Forty
This month, I turned forty.
Like many milestone birthdays, it has invited me into a season of reflection. We often treat the changing of a decade as though it marks the end of one person and the beginning of another, but that isn’t how this feels to me. I carry the younger version of myself into this new decade: the dreamer, the risk-taker, the woman who said yes before she knew exactly how it would all work out. I also carry the woman shaped by disappointment, grief, unexpected joy, restoration, and quiet faithfulness. I wouldn't trade either of them. They both belong here reminding me that growth rarely happens the way we imagine it will.
The woman I was in my twenties and thirties still has a place here. I wouldn’t trade any version of her because each one has shaped the woman stepping into forty.






I had been thinking about this birthday long before it arrived. Even six months ago, as we welcomed the new year, I had already imagined how I wanted to celebrate. I had a picture in my mind of what would make this milestone meaningful and memorable. It all seemed so clear.
As it turns out, almost none of it happened.
Instead, life unfolded in ways I couldn’t have planned. Schedules shifted, opportunities emerged, conversations happened, relationships deepened, and what I thought I wanted quietly gave way to something entirely different. Looking back now, I can honestly say that what I experienced was better than anything I could have orchestrated myself because it was exactly what my soul needed, even if I didn’t know enough to ask for it. This realization has lingered with me.
The older I get, the more I recognize how often I mistake what I want for what I need. I make plans, create expectations, and imagine outcomes, only to discover that experience has a way of revealing something deeper. It isn’t until I’ve lived through a season, taken the time to reflect on why it unfolded the way it did, and paid attention to what it awakened in me that I begin to understand the gift that was waiting beneath the surface all along.
Reflection has become less about looking backward with nostalgia and more about asking better questions.

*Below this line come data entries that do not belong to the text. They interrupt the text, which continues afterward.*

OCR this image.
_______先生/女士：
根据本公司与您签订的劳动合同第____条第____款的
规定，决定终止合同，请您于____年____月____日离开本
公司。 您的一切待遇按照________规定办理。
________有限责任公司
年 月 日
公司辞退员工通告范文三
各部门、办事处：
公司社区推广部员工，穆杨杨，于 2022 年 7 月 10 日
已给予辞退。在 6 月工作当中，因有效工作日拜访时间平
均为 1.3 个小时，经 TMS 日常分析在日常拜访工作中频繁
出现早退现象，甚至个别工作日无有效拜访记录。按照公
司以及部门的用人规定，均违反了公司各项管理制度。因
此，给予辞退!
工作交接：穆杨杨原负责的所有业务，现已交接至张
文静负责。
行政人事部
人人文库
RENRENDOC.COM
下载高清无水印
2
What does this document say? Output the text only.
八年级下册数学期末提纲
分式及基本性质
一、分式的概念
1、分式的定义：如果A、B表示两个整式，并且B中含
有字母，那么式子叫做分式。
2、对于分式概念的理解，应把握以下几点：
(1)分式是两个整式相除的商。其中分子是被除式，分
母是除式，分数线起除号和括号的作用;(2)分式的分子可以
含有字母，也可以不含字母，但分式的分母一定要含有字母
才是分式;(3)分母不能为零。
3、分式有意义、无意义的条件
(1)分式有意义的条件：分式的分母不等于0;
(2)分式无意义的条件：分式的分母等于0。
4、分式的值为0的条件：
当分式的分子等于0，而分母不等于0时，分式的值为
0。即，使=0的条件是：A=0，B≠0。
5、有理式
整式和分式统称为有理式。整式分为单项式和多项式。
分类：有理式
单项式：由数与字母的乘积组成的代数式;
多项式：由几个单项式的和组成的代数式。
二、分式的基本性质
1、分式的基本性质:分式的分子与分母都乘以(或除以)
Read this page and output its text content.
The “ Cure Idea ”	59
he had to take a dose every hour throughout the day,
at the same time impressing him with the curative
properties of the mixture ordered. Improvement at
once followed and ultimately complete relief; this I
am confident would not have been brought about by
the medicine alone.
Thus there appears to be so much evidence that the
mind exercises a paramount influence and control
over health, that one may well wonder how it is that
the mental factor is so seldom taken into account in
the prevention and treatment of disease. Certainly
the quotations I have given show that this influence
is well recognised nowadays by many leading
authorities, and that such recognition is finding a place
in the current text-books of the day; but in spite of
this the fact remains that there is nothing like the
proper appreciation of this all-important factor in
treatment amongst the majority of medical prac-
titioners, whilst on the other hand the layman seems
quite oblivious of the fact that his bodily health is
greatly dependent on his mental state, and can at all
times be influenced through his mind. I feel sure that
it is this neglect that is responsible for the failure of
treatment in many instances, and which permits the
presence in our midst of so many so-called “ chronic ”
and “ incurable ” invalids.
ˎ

The question I keep coming back to: What does your soul need from you today?
Not next month when life slows down. Not after the next project is finished or the next milestone is reached. Today.
Some days the answer is courage. Other days it is rest, presence, forgiveness, discipline, or simply making enough space to notice what is happening around me instead of rushing toward whatever comes next. The answer changes, but the practice of asking has become one of the greatest gifts I can give myself.
This year will undoubtedly hold significant milestones. There will be moments worth celebrating, opportunities I cannot yet see, dreams fulfilled, and new challenges waiting just beyond the horizon. Yet woven between all of those moments will be the beautiful ordinariness of everyday life: early mornings before the house wakes up, conversations around the dinner table, school schedules, work meetings, long to-do lists, practices, emails, and the countless routines that rarely feel remarkable while we’re living them. It is these ordinary moments that sustain me.
The day-to-day is where trust is built, where relationships are strengthened, where character is formed, and where future opportunities quietly take root long before anyone else can see them. We often celebrate the breakthrough while overlooking the thousands of faithful moments that made it possible. Mountains are rarely moved in a single dramatic moment; they are moved through consistent steps taken over time.
Perhaps that is one of the greatest lessons I am carrying into forty.
I don’t need to have every answer before taking the next step. I don’t need to force every outcome or cling too tightly to the version of life I imagined six months ago. More often than not, life has proven that what unfolds is richer, wiser, and kinder than anything I could have designed for myself if I remain open enough to receive it.
As I reflect on this month and this new decade, I don’t see forty as a finish line or even as a fresh beginning. Instead, it feels like another invitation to continue becoming the person God has been shaping all along, carrying forward every lesson that has brought me here while remaining open to everything still ahead.
And if there is one truth I hope never to forget, it is this: we rarely leap into the life we are meant to live. We arrive there exactly the way we always have, one faithful, ordinary, grace-filled step at a time.